Mirna kemudian dibawa ke Rumah Sakit Abdi Waluyo, namun sayangnya meninggal dunia dalam perjalanan.
Merasa ada kejanggalan dalam kematian anaknya, ayah Mirna, Edi Dharmawan Salihin, melaporkannya ke Polsek Metro Tanah Abang malam itu juga.
Pada 9 Januari 2016, seperti diberitakan Kompas.com (15/6/2016), polisi meminta izin keluarga untuk mengotopsi tubuh Mirna, namun izin tersebut tidak langsung diberikan.
Direktur Reserse Kriminal Umum Polda Metro Jaya saat itu, Kombes Krishna Murti, mendatangi Edi Salihin untuk menjelaskan pentingnya otopsi tersebut.
Setelah mempertimbangkan, keluarga akhirnya mengizinkan pengambilan sampel tubuh di Rumah Sakit Sukanto, Kramatjati, Jakarta Timur, meskipun tidak dilakukan otopsi menyeluruh.
Jenazah Mirna kemudian dimakamkan di TPU Gunung Gadung, Bogor, Jawa Barat pada 10 Januari 2016.
Pada 16 Januari 2016, enam hari setelah pemakaman, Kepala Puslabfor Polri saat itu, Brigadir Jenderal Alex Mandalikan, mengungkapkan bahwa terdapat kandungan sianida dalam kopi Mirna.
Racun mematikan tersebut juga ditemukan di lambung Mirna, dengan berat sekitar 3,75 miligram.
Karena diduga ada tindak pidana, polisi meningkatkan status perkara dari penyelidikan menjadi penyidikan.
Setelah memeriksa rekaman CCTV, memanggil saksi-saksi seperti Jessica, Hani, keluarga Mirna, dan pegawai Olivier, polisi menetapkan Jessica sebagai tersangka pada 29 Januari 2016.
Wanita berambut panjang itu kemudian ditangkap keesokan harinya di sebuah hotel di Jakarta Utara.
Jessica, yang beberapa hari sebelumnya sering tampil di televisi untuk membahas kematian temannya, diduga menaruh racun sianida dalam es kopi Vietnam tersebut.
Setelah ditangkap, Jessica menjalani serangkaian pemeriksaan, termasuk tes kejiwaan di Rumah Sakit Umum Pusat Nasional dr.
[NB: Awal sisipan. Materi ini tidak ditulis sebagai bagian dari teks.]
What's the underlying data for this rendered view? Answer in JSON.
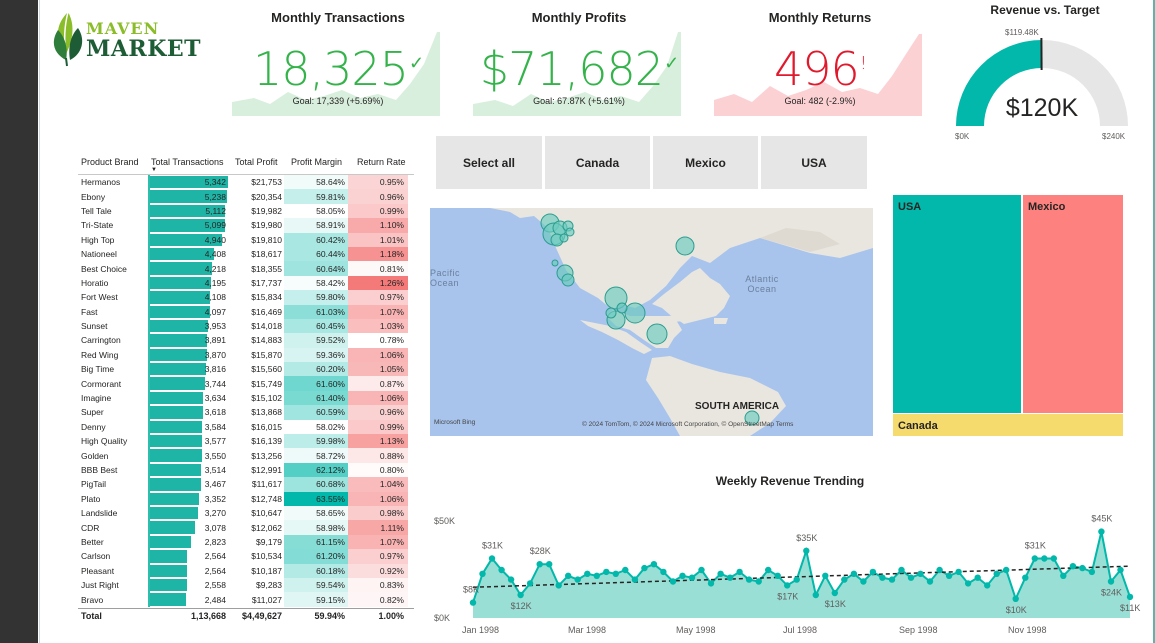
{
  "logo": {
    "line1": "MAVEN",
    "line2": "MARKET"
  },
  "kpis": [
    {
      "title": "Monthly Transactions",
      "value": "18,325",
      "mark": "✓",
      "goal": "Goal: 17,339 (+5.69%)",
      "status": "good"
    },
    {
      "title": "Monthly Profits",
      "value": "$71,682",
      "mark": "✓",
      "goal": "Goal: 67.87K (+5.61%)",
      "status": "good"
    },
    {
      "title": "Monthly Returns",
      "value": "496",
      "mark": "!",
      "goal": "Goal: 482 (-2.9%)",
      "status": "bad"
    }
  ],
  "colors": {
    "good": "#34b34a",
    "bad": "#e0192c",
    "teal": "#01b8aa",
    "red": "#fd817e",
    "yellow": "#f5da6e",
    "goodFill": "#d9efdd",
    "badFill": "#fbd1d4"
  },
  "gauge": {
    "title": "Revenue vs. Target",
    "value": "$120K",
    "target_label": "$119.48K",
    "min_label": "$0K",
    "max_label": "$240K",
    "value_num": 120,
    "target_num": 119.48,
    "max_num": 240
  },
  "slicer": {
    "items": [
      "Select all",
      "Canada",
      "Mexico",
      "USA"
    ]
  },
  "table": {
    "headers": [
      "Product Brand",
      "Total Transactions",
      "Total Profit",
      "Profit Margin",
      "Return Rate"
    ],
    "rows": [
      [
        "Hermanos",
        "5,342",
        "$21,753",
        "58.64%",
        "0.95%"
      ],
      [
        "Ebony",
        "5,238",
        "$20,354",
        "59.81%",
        "0.96%"
      ],
      [
        "Tell Tale",
        "5,112",
        "$19,982",
        "58.05%",
        "0.99%"
      ],
      [
        "Tri-State",
        "5,099",
        "$19,980",
        "58.91%",
        "1.10%"
      ],
      [
        "High Top",
        "4,940",
        "$19,810",
        "60.42%",
        "1.01%"
      ],
      [
        "Nationeel",
        "4,408",
        "$18,617",
        "60.44%",
        "1.18%"
      ],
      [
        "Best Choice",
        "4,218",
        "$18,355",
        "60.64%",
        "0.81%"
      ],
      [
        "Horatio",
        "4,195",
        "$17,737",
        "58.42%",
        "1.26%"
      ],
      [
        "Fort West",
        "4,108",
        "$15,834",
        "59.80%",
        "0.97%"
      ],
      [
        "Fast",
        "4,097",
        "$16,469",
        "61.03%",
        "1.07%"
      ],
      [
        "Sunset",
        "3,953",
        "$14,018",
        "60.45%",
        "1.03%"
      ],
      [
        "Carrington",
        "3,891",
        "$14,883",
        "59.52%",
        "0.78%"
      ],
      [
        "Red Wing",
        "3,870",
        "$15,870",
        "59.36%",
        "1.06%"
      ],
      [
        "Big Time",
        "3,816",
        "$15,560",
        "60.20%",
        "1.05%"
      ],
      [
        "Cormorant",
        "3,744",
        "$15,749",
        "61.60%",
        "0.87%"
      ],
      [
        "Imagine",
        "3,634",
        "$15,102",
        "61.40%",
        "1.06%"
      ],
      [
        "Super",
        "3,618",
        "$13,868",
        "60.59%",
        "0.96%"
      ],
      [
        "Denny",
        "3,584",
        "$16,015",
        "58.02%",
        "0.99%"
      ],
      [
        "High Quality",
        "3,577",
        "$16,139",
        "59.98%",
        "1.13%"
      ],
      [
        "Golden",
        "3,550",
        "$13,256",
        "58.72%",
        "0.88%"
      ],
      [
        "BBB Best",
        "3,514",
        "$12,991",
        "62.12%",
        "0.80%"
      ],
      [
        "PigTail",
        "3,467",
        "$11,617",
        "60.68%",
        "1.04%"
      ],
      [
        "Plato",
        "3,352",
        "$12,748",
        "63.55%",
        "1.06%"
      ],
      [
        "Landslide",
        "3,270",
        "$10,647",
        "58.65%",
        "0.98%"
      ],
      [
        "CDR",
        "3,078",
        "$12,062",
        "58.98%",
        "1.11%"
      ],
      [
        "Better",
        "2,823",
        "$9,179",
        "61.15%",
        "1.07%"
      ],
      [
        "Carlson",
        "2,564",
        "$10,534",
        "61.20%",
        "0.97%"
      ],
      [
        "Pleasant",
        "2,564",
        "$10,187",
        "60.18%",
        "0.92%"
      ],
      [
        "Just Right",
        "2,558",
        "$9,283",
        "59.54%",
        "0.83%"
      ],
      [
        "Bravo",
        "2,484",
        "$11,027",
        "59.15%",
        "0.82%"
      ]
    ],
    "total": [
      "Total",
      "1,13,668",
      "$4,49,627",
      "59.94%",
      "1.00%"
    ]
  },
  "map": {
    "labels": {
      "pacific": "Pacific\nOcean",
      "atlantic": "Atlantic\nOcean",
      "south_america": "SOUTH AMERICA"
    },
    "copyright": "© 2024 TomTom, © 2024 Microsoft Corporation, © OpenStreetMap  Terms",
    "provider": "Microsoft Bing"
  },
  "treemap": {
    "items": [
      {
        "label": "USA",
        "color": "#01b8aa"
      },
      {
        "label": "Mexico",
        "color": "#fd817e"
      },
      {
        "label": "Canada",
        "color": "#f5da6e"
      }
    ]
  },
  "line_chart": {
    "title": "Weekly Revenue Trending",
    "y_ticks": [
      "$50K",
      "$0K"
    ],
    "x_ticks": [
      "Jan 1998",
      "Mar 1998",
      "May 1998",
      "Jul 1998",
      "Sep 1998",
      "Nov 1998"
    ],
    "annotations": [
      "$8K",
      "$31K",
      "$12K",
      "$28K",
      "$35K",
      "$17K",
      "$13K",
      "$31K",
      "$10K",
      "$24K",
      "$45K",
      "$11K"
    ]
  },
  "chart_data": {
    "type": "area",
    "title": "Weekly Revenue Trending",
    "xlabel": "",
    "ylabel": "",
    "ylim": [
      0,
      50
    ],
    "y_unit": "K",
    "series": [
      {
        "values": [
          8,
          23,
          31,
          25,
          20,
          12,
          18,
          28,
          28,
          17,
          22,
          20,
          23,
          22,
          24,
          23,
          25,
          20,
          26,
          28,
          24,
          19,
          22,
          21,
          25,
          18,
          23,
          21,
          24,
          20,
          19,
          25,
          22,
          17,
          20,
          35,
          12,
          22,
          13,
          20,
          23,
          19,
          24,
          21,
          20,
          25,
          21,
          23,
          19,
          25,
          22,
          24,
          18,
          21,
          17,
          23,
          25,
          10,
          21,
          31,
          31,
          31,
          22,
          27,
          26,
          24,
          45,
          19,
          25,
          11
        ]
      }
    ],
    "trend": [
      16,
      27
    ],
    "x_labels": [
      "Jan 1998",
      "Mar 1998",
      "May 1998",
      "Jul 1998",
      "Sep 1998",
      "Nov 1998"
    ]
  }
}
Cipto Mangunkusumo (RSCM) untuk mengetahui motif di balik pembunuhan Mirna.
Sebelum menjalani sidang perdana, tim hukum Jessica mengajukan praperadilan di Pengadilan Negeri Jakarta Pusat pada 16 Februari 2016.
Salah satu pengacaranya, Yudi Wibowo, menyatakan bahwa praperadilan diajukan karena penetapan dan penahanan kliennya dianggap tidak sah.
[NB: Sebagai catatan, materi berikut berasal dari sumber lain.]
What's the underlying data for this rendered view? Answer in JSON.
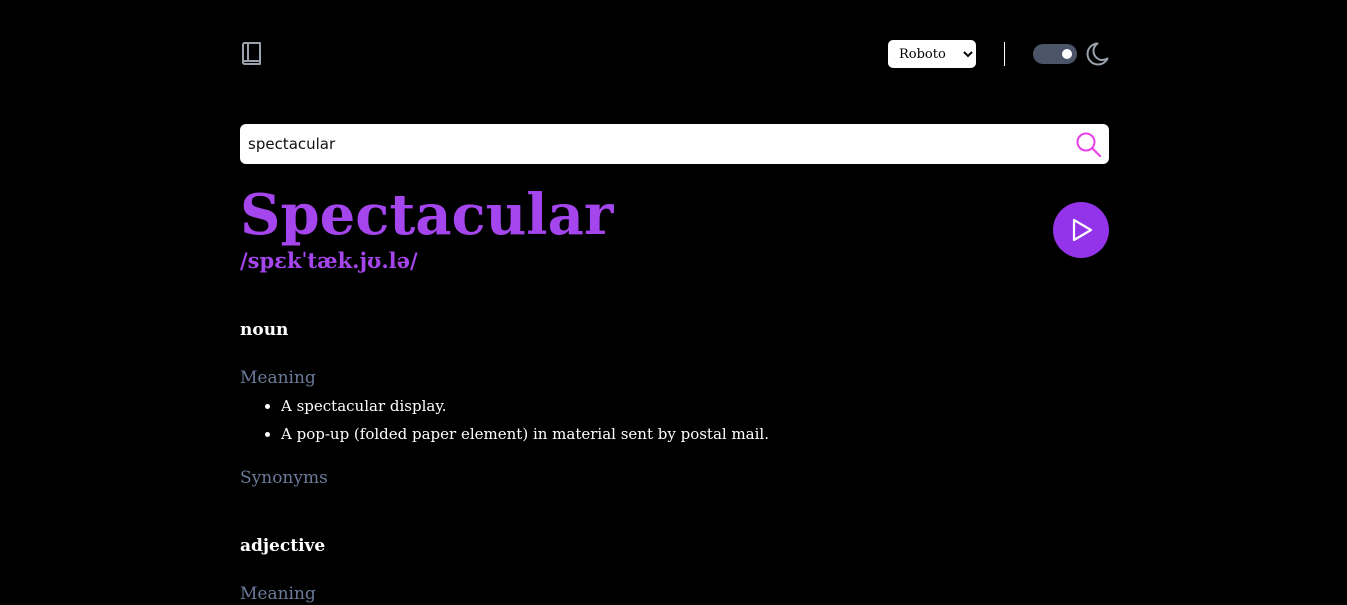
{
  "header": {
    "logo_icon": "book-icon",
    "font_select": {
      "selected": "Roboto",
      "options": [
        "Roboto"
      ]
    },
    "theme_toggle": {
      "state": "on"
    },
    "moon_icon": "moon-icon"
  },
  "search": {
    "value": "spectacular",
    "icon": "search-icon"
  },
  "entry": {
    "word": "Spectacular",
    "phonetic": "/spɛkˈtæk.jʊ.lə/",
    "play_icon": "play-icon",
    "meanings": [
      {
        "part_of_speech": "noun",
        "meaning_label": "Meaning",
        "definitions": [
          "A spectacular display.",
          "A pop-up (folded paper element) in material sent by postal mail."
        ],
        "synonyms_label": "Synonyms"
      },
      {
        "part_of_speech": "adjective",
        "meaning_label": "Meaning"
      }
    ]
  },
  "colors": {
    "background": "#000000",
    "accent": "#a445ed",
    "play_button": "#9333ea",
    "label": "#6b7a99",
    "search_icon": "#e83ee8",
    "toggle_track": "#4b5567"
  }
}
Namun, PN Jakarta Pusat menolak praperadilan tersebut pada 1 Maret 2016 karena dianggap tidak tepat.
Setelah menunggu cukup lama karena berkas perkara belum selesai, persidangan kasus pembunuhan Mirna dimulai pada 15 Juni 2016.
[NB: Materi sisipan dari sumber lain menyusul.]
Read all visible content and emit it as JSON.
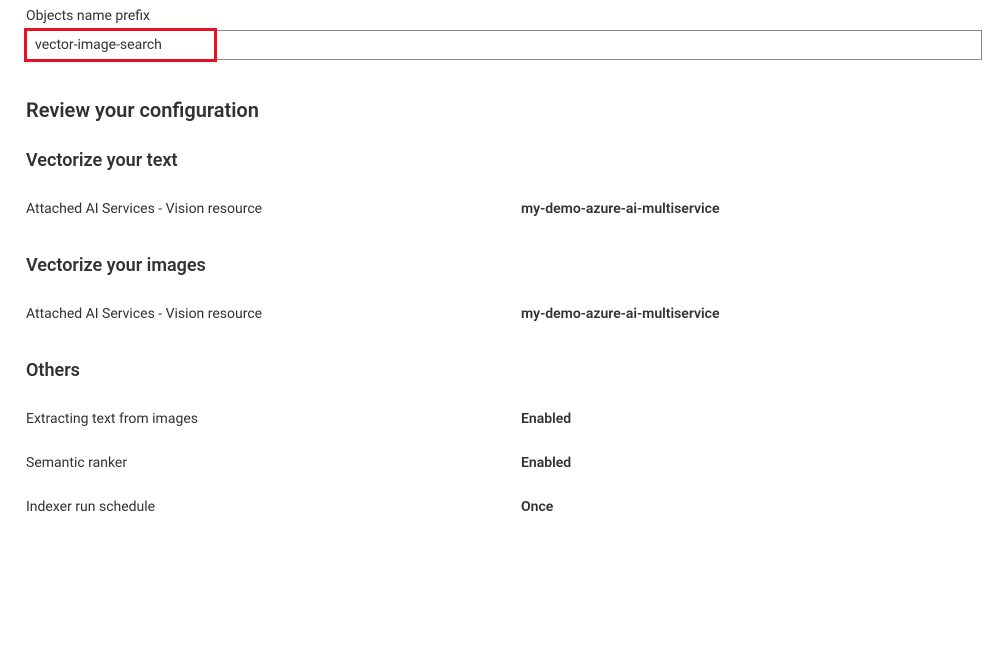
{
  "prefix_field": {
    "label": "Objects name prefix",
    "value": "vector-image-search"
  },
  "review_heading": "Review your configuration",
  "sections": {
    "vectorize_text": {
      "heading": "Vectorize your text",
      "rows": [
        {
          "label": "Attached AI Services - Vision resource",
          "value": "my-demo-azure-ai-multiservice"
        }
      ]
    },
    "vectorize_images": {
      "heading": "Vectorize your images",
      "rows": [
        {
          "label": "Attached AI Services - Vision resource",
          "value": "my-demo-azure-ai-multiservice"
        }
      ]
    },
    "others": {
      "heading": "Others",
      "rows": [
        {
          "label": "Extracting text from images",
          "value": "Enabled"
        },
        {
          "label": "Semantic ranker",
          "value": "Enabled"
        },
        {
          "label": "Indexer run schedule",
          "value": "Once"
        }
      ]
    }
  }
}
Saat itu, jaksa penuntut umum mendakwa Jessica dengan Pasal 340 Kitab Undang-Undang Hukum Pidana (KUHP) tentang pembunuhan berencana, dengan ancaman hukuman maksimal pidana mati.
Diberitakan Kompas.com (27/10/2016), tim hukum Jessica langsung menyampaikan nota keberatan atau eksepsi atas dakwaan tersebut, menyebut dakwaan jaksa terlalu dangkal.
Unsur pembunuhan berencana seperti di mana sianida dibeli, disimpan, dan dimasukkan ke dalam es kopi Vietnam, tidak terpenuhi.
Namun, pada sidang 21 Juni 2016, jaksa membantah argumen tim hukum yang berfokus pada alat atau obyek pembunuhan, tetapi mengabaikan peran subyek.
Jaksa menekankan pentingnya peran subyek dalam memberikan gambaran mengenai ketersediaan waktu yang cukup sejak perencanaan hingga eksekusi pembunuhan.
Jaksa juga menyatakan bahwa pembunuhan dengan racun sudah dianggap sebagai pembunuhan berencana.
Butuh 32 kali persidangan dan puluhan saksi yang dihadirkan sebelum hakim akhirnya menjatuhkan putusan.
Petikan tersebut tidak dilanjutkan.